KıbrısManşet

Umut mu? Sadece bir isim

Sürdürülebilir bir futbol dünyamız; gerek tesisleri, gerek sporcu/hakem/antrenör eğitimi ve yeteneği, gerekse finansal yapısı ile elbette endüstriyel futbol dünyasına katılım için hazır mıyız? Hayır. Kısa zamanda hazır olur muyuz? Hayır. E mâlum altı ayda gabak bile yetişmez

Çetinkaya neden küme düştü? Neden düşmesin ki; İlk 9 haftada sıfır çeken bir takım sonrası iki haftalık yeni bir teknik insan istihdamı ve görevden alınışı. Sonrası bir hışımla yeniden toparlanma merkezli yeni bir teknik insan; Kesmedi yeniden eski/yeni bir teknik insanla düşüş ki neydi olacağı. Futbolcuların sürekli cezalı duruma düşmesi, yabancıların sürekli formsuzluğu, pandemi esnası bir grup yöneticinin müthiş ilgisizliği ve maddi imkansızlıklar dahilinde Çetinkayacılar da bu düşüşe el verince neydi olacağı! Neyse, bu konuya tekrardan geri döneceğiz.

Fi tarihinde doktora dersindeydik; Yarı zamanlı olarak Ankara Üniversitesi’nden gelip Eğitim Hukuku dersimize giren sevgili hocamız Prof. Dr.
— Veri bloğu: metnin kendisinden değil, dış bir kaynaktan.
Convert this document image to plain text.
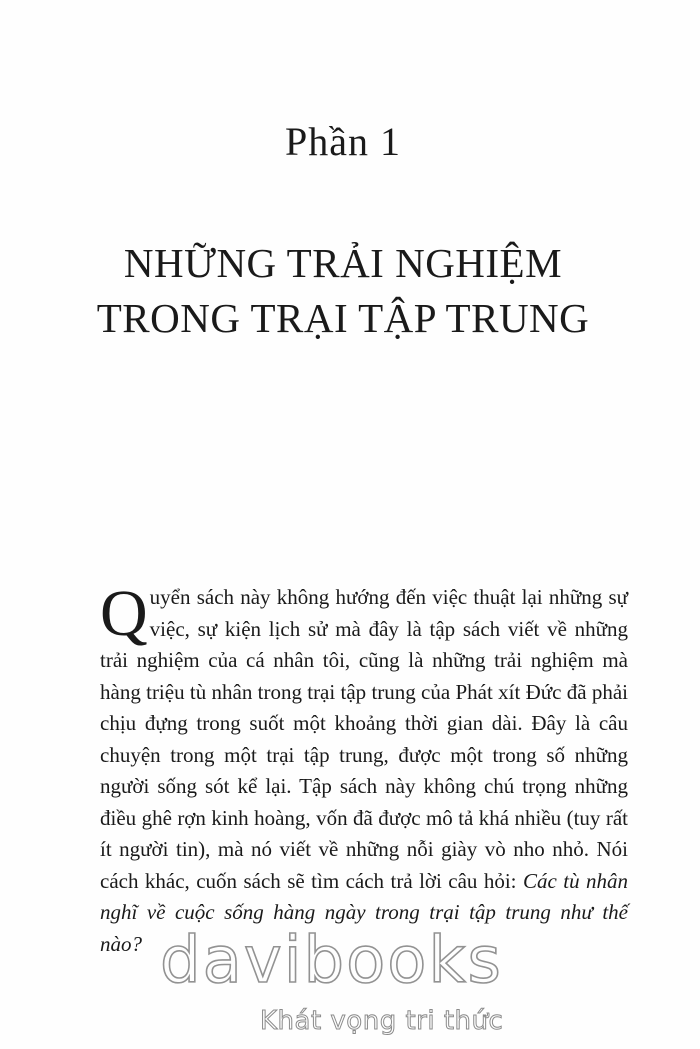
Phần 1
NHỮNG TRẢI NGHIỆM
TRONG TRẠI TẬP TRUNG

Quyển sách này không hướng đến việc thuật lại những sự việc, sự kiện lịch sử mà đây là tập sách viết về những trải nghiệm của cá nhân tôi, cũng là những trải nghiệm mà hàng triệu tù nhân trong trại tập trung của Phát xít Đức đã phải chịu đựng trong suốt một khoảng thời gian dài. Đây là câu chuyện trong một trại tập trung, được một trong số những người sống sót kể lại. Tập sách này không chú trọng những điều ghê rợn kinh hoàng, vốn đã được mô tả khá nhiều (tuy rất ít người tin), mà nó viết về những nỗi giày vò nho nhỏ. Nói cách khác, cuốn sách sẽ tìm cách trả lời câu hỏi: Các tù nhân nghĩ về cuộc sống hàng ngày trong trại tập trung như thế nào? davibooks
Khát vọng tri thức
Levent Köker; “Kıbrıs Sorunu sadece kimlik sorunuyla sınırlı değildir. Kaldı ki nasıl kimlik sadece kimlikten ibâret değilse, Kıbrıs da sadece Kıbrıs’tan ibâret değildir” demişti iyi saatte olsun. Değerli hocamız külliyen ve de afili biçimde haklı. ‘Kıbrıs m? biraz Ortadoğu, biraz EOKA, biraz TMT, biraz Rum, biraz Türk, biraz Garantör Devlet, biraz Federe Devlet, biraz Akdeniz, biraz Lübnan, biraz Filistin, biraz New York, biraz Londra ve Zürih, biraz Lozan, biraz Avrupa, biraz askeri üs, biraz askeri alay, biraz Fener’in alayı,  biraz Mutlu Barış Harekâtı, biraz mutsuz savaş harekâtı, biraz Helenizm, biraz Bizans, biraz İngiliz sömürgesi, biraz Osmanlı, biraz Türkçülük, biraz Kıbrıslı, biraz Annan, biraz su, biraz doğalgaz, biraz da Birleşik Kıbrıs’ değil mi? İşte bu farklı açılımlar ve de melez yapıda ada futbolu da sürekli dönüştü. Rumlar ileri, biz de son sürat geri geri gittik. “Asla tanımayız” dedik/dediler ama bir baktık ki Kuzey’den Güney’e onlarca Türk takım geldi ve de gözlerimizin pasını silip gitti. Hele hele son kafileyi getiren uçak Türkiye’dan kalktı Yunanistan’ı teğet geçti direkt Kıbrıs’a indi. Yakında tepemizden geçip Uluslararası Lefkoşa Havalimanı’na kapak yapacaklar da haberimiz yok!

Yakın geçmişti ki hatırlarsınız; Şu anki Sertoğlu Yönetimi, futbolun eski patronları Hazreti Blatter ve de Hazreti Platini ile resmi siteye birlikte fotoğraf pozu vermişlerdi; Nerden nereye. Rahmetli Topcan’ı (ki kendi ifâdesidir) eski Uluslararası Olimpiyat Komitesi Başkanı Juan Antonio Samaranch, Ahmed (Ahmet değil) Sami Bey’i arka kapıdan alıp 15 dakika dinlemişler ve yine Rumlar görmeden arka kapıdan göndermiş.

E şimdi durum ne? E hade KOP şemsiyesini filan geçtik. Özel izinle maç da kesmez bizi artık. Daha önceki Luton ve de Muton Town garagözlüklerini de geçtik. Sürdürülebilir bir futbol dünyamız; gerek tesisleri, gerek sporcu/hakem/antrenör eğitimi ve yeteneği, gerekse finansal yapısı ile elbette endüstriyel futbol dünyasına katılım için hazır mıyız? Hayır. Kısa zamanda hazır olur muyuz? Hayır. E mâlum altı ayda gabak bile yetişmez. Bundan sonra umudumuz var mı? Umudumuz Şaban da filan bir filmdi ya neyse. Son söz mü? Futbolumuzun Amiral Gemisi Çetinkaya su almaya başladıysa gün artık ağıt değil, icraat zamanıdır. Umut mu? Sadece bir isim.